The NSA's Civil Liberties and Privacy Office (CLPO), set up in 2014 after the agency came under heavy fire for invasive snooping, said that the report is an attempt to document the safeguards and highlight a new attitude of transparency.
However, any critics hoping that the report would reveal a U-turn in snooping strategy are likely to be disappointed.
"NSA's goal under the USA Freedom Act remains the same as that under its professor programme: to collect, analyse and disseminate foreign intelligence information and international terrorist threats," the report stated.
"The government has strengthened privacy safeguards by, among others things, ending the collection of telephone metadata in bulk and having telecoms providers, pursuant to court orders, hold and query the data."
The report outlines the NSA's analysis of a number of concerns, including personal spying consent, the security of data held by the agency, transparency measures and so-called data minimisation.
Perhaps unsurprisingly, the CLPO concludes that, in most instances, the NSA "satisfies the standards" set by the Freedom Act.
The report outlined the new surveillance apparatus supposedly used by the agency and showed a flow-chart describing how the NSA obtains call data records, known as metadata, and how it targets and monitors collected phone numbers.
One notable change described in the report, now enforced by the Freedom Act, requires the government to publish "metrics" on how it uses and collects phone records. "The Office of Director of National Intelligence plans to report these metrics via the annual transparency report," the CLPO stated.
Additionally, "data minimisation" procedures in the Freedom Act now require the NSA to "destroy promptly" any metadata records that are determined not to contain foreign intelligence information.
However, the NSA's self-appointed internal watchdog said that some privacy aspects, such as rules around notifying individuals if they have been monitored by the agency, are not possible under any regime.
"The very fact that the government suspects that a particular person is engaged in international terrorism or that a particular phone number is being used by such a person must be kept secret in the interests of national security," the report noted.
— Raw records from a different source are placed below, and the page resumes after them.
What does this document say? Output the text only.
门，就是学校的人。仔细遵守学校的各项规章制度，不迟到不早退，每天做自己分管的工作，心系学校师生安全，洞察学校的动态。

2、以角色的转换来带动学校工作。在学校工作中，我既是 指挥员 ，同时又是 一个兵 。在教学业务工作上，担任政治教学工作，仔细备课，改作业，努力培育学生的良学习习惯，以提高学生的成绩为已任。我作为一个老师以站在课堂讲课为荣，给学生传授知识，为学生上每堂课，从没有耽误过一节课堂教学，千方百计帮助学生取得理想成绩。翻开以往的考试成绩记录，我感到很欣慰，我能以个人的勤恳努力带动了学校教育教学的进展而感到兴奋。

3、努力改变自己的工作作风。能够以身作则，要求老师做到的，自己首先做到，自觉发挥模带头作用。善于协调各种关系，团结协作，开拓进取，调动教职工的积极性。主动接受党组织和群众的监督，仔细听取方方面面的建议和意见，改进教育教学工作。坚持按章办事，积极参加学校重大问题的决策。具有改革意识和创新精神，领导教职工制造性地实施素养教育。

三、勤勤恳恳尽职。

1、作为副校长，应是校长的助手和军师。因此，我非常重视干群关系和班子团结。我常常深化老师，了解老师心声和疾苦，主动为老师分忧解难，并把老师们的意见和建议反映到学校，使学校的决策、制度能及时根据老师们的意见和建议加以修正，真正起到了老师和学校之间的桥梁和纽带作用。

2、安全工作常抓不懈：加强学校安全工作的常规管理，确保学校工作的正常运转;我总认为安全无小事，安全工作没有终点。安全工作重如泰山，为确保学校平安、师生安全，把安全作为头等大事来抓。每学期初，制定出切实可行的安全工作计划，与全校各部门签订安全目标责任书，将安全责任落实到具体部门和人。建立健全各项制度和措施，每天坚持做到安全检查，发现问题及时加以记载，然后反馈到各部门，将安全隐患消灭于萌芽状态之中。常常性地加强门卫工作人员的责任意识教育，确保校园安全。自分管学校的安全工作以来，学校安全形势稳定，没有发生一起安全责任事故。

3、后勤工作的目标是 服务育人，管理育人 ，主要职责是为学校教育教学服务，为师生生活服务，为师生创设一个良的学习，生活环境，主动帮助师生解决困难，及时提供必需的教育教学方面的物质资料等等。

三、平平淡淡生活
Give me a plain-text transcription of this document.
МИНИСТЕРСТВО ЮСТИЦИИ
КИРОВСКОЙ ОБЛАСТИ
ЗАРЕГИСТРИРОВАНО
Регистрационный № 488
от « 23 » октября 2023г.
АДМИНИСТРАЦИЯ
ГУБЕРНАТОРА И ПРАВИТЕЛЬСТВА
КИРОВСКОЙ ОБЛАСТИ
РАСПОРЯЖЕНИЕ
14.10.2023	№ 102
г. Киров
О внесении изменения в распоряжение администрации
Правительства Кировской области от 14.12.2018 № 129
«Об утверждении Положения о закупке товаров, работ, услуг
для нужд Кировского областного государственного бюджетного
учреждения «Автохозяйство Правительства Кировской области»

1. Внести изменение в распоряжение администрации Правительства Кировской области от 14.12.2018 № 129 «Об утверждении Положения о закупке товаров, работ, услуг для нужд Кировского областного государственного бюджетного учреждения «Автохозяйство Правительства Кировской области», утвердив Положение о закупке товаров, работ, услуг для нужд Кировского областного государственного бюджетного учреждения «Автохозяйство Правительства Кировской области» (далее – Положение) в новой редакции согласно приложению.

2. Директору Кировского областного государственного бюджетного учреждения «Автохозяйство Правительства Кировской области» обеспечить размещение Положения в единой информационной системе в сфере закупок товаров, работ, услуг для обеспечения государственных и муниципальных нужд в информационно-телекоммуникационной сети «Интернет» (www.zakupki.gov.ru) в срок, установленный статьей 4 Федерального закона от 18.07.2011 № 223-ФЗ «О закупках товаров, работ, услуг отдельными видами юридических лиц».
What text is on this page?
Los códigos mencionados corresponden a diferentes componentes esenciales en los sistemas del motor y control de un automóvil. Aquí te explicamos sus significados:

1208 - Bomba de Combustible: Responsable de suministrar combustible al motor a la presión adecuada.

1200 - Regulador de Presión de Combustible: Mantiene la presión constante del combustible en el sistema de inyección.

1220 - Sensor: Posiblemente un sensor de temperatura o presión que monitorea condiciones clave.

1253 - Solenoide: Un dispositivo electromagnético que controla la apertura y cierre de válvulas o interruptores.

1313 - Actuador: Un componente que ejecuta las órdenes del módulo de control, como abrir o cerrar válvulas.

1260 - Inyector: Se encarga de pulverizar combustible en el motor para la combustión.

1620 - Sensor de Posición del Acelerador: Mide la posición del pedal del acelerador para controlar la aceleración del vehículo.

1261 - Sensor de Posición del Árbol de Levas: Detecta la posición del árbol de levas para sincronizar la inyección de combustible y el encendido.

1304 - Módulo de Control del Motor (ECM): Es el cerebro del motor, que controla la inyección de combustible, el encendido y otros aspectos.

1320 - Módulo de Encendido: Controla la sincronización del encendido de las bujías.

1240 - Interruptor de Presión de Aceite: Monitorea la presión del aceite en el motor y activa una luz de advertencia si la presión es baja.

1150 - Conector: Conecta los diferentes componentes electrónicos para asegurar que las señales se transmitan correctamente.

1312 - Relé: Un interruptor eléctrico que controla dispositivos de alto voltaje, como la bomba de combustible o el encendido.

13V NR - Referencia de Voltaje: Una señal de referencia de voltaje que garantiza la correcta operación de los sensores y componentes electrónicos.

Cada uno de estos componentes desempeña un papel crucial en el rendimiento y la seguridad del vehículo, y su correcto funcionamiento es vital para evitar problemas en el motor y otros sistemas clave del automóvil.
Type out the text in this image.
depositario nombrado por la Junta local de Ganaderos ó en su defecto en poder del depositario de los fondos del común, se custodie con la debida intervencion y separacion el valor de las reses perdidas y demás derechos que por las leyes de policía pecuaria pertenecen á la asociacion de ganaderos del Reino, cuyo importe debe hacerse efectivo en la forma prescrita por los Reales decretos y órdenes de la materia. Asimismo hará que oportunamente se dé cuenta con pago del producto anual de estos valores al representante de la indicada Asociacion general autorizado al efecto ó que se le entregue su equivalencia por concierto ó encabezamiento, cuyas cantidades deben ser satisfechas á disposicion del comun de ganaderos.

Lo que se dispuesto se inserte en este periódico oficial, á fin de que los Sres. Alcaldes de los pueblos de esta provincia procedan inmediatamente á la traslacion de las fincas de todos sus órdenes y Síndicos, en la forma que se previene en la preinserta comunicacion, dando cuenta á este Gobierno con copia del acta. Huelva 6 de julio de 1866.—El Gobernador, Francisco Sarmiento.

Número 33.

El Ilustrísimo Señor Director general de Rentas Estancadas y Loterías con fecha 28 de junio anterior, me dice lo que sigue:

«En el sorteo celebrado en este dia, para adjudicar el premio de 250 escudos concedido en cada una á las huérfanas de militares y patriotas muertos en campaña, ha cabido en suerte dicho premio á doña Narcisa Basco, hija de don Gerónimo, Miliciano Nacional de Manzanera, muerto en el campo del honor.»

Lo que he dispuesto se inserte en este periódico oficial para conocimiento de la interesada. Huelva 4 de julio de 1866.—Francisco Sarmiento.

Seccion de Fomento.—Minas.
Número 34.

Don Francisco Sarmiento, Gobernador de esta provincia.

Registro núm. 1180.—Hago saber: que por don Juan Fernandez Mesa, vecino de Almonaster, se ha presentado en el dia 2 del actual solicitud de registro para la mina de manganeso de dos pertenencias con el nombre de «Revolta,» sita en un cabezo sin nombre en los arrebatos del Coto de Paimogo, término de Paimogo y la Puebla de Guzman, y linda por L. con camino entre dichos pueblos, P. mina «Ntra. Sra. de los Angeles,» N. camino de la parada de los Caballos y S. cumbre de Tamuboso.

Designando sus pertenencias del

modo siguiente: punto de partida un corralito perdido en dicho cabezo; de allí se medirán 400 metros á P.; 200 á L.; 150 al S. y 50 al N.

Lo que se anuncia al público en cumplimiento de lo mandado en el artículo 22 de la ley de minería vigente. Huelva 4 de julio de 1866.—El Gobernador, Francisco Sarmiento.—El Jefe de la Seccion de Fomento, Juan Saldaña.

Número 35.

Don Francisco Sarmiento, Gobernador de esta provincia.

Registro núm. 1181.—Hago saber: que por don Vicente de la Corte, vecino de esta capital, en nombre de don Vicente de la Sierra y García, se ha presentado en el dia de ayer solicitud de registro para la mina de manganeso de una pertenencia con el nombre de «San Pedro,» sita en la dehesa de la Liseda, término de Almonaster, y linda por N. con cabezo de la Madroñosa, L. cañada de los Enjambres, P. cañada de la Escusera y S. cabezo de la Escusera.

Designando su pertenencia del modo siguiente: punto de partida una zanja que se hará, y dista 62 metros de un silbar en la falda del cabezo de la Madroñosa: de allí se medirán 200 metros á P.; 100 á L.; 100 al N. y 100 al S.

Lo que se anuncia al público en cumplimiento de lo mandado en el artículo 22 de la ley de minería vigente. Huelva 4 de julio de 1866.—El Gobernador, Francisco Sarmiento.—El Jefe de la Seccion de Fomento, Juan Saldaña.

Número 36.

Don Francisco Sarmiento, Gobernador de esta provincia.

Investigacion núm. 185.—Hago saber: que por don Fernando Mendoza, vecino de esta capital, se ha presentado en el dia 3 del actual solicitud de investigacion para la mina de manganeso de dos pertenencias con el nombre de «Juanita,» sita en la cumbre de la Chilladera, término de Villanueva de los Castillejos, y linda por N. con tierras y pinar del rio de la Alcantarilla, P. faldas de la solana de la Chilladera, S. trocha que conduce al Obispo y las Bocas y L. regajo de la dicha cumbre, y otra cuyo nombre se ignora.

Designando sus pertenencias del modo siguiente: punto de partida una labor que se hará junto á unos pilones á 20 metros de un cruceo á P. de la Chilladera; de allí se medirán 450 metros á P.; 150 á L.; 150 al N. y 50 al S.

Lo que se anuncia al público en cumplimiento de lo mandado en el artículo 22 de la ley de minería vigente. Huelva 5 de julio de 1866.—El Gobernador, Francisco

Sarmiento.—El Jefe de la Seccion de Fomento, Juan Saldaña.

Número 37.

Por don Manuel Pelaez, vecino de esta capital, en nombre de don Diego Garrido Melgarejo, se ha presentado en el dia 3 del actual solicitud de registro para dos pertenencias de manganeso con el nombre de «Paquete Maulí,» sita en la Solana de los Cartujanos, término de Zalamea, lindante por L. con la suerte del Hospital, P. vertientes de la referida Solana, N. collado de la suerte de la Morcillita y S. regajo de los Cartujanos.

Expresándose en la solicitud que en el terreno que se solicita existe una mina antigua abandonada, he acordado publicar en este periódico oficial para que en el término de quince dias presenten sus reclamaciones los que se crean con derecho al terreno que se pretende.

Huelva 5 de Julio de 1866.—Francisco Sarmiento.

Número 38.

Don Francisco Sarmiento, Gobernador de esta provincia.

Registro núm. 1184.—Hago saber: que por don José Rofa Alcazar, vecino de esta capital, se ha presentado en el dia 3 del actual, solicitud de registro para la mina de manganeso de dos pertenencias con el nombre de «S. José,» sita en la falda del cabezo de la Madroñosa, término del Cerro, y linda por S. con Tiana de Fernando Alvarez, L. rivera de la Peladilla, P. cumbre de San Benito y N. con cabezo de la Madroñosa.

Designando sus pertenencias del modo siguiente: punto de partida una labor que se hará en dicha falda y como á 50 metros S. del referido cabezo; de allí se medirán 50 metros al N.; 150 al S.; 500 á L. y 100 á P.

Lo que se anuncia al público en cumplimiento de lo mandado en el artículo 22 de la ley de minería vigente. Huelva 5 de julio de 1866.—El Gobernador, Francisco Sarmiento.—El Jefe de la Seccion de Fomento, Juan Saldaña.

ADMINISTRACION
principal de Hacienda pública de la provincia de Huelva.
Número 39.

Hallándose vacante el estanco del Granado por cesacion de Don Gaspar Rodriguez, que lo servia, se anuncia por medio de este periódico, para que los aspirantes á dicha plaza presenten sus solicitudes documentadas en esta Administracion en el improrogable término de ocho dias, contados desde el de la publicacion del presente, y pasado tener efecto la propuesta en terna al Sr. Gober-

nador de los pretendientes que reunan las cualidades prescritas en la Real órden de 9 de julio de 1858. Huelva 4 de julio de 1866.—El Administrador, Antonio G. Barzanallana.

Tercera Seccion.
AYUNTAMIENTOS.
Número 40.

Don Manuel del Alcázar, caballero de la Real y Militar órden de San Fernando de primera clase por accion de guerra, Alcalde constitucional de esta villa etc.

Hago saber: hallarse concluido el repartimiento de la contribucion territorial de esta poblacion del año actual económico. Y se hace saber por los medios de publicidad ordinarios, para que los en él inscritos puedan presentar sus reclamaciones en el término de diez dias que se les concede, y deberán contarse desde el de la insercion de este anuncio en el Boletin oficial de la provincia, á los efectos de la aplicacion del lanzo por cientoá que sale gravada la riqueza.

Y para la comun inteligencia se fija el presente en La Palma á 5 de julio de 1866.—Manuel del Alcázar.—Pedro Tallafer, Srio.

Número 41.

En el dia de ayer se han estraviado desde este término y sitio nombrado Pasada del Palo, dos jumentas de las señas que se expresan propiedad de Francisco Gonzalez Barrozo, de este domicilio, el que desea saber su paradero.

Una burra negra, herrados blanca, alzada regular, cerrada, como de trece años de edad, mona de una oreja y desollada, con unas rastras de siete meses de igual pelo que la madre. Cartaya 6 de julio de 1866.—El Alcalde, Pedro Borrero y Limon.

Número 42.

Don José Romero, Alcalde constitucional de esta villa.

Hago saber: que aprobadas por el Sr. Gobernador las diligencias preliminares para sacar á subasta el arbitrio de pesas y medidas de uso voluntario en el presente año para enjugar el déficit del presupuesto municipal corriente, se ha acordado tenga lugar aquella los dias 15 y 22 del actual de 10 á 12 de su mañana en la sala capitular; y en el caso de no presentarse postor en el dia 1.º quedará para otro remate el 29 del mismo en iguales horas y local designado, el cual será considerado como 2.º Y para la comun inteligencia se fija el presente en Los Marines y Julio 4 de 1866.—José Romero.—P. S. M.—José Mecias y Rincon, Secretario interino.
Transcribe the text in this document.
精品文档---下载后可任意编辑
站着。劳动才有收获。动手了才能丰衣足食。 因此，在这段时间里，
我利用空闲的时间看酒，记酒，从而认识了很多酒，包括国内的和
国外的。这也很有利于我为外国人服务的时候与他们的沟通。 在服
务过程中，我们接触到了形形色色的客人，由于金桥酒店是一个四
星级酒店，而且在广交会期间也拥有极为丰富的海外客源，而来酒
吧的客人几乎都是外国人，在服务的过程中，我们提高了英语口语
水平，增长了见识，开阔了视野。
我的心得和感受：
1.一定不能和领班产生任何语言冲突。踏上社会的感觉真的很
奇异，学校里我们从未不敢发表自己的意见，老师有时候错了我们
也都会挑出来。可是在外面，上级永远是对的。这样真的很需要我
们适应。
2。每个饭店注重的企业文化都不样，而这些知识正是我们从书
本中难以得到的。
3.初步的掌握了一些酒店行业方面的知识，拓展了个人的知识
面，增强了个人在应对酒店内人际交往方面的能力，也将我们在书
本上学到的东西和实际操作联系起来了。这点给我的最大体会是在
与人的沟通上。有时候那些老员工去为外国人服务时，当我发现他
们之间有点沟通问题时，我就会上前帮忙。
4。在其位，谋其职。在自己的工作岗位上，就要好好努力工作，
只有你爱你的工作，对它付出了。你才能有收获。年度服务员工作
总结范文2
"If a target of an international terrorism investigation becomes aware of the investigation, he or she will take steps to thwart investigators."
However, the report fails to mention how the agency will collect, retain or take advantage of other forms of metadata taken from internet communications.
In any case, the NSA paper claimed that the new snooping system is accountable, and adheres to the privacy and data security standards set forward in the latest US legislation.
"Taken together, NSA's training, compliance and oversight mechanisms satisfy the principle of accountability and auditing," it concluded.
The Snowden revelations have had ramifications across the globe, and many governments have sought to update spying laws.
Most recently, the UK government published the Draft Investigatory Powers Bill that seeks to strengthen the powers and spying capabilities available to police, intelligence agencies and the government while bringing all previous surveillance legislation under one law.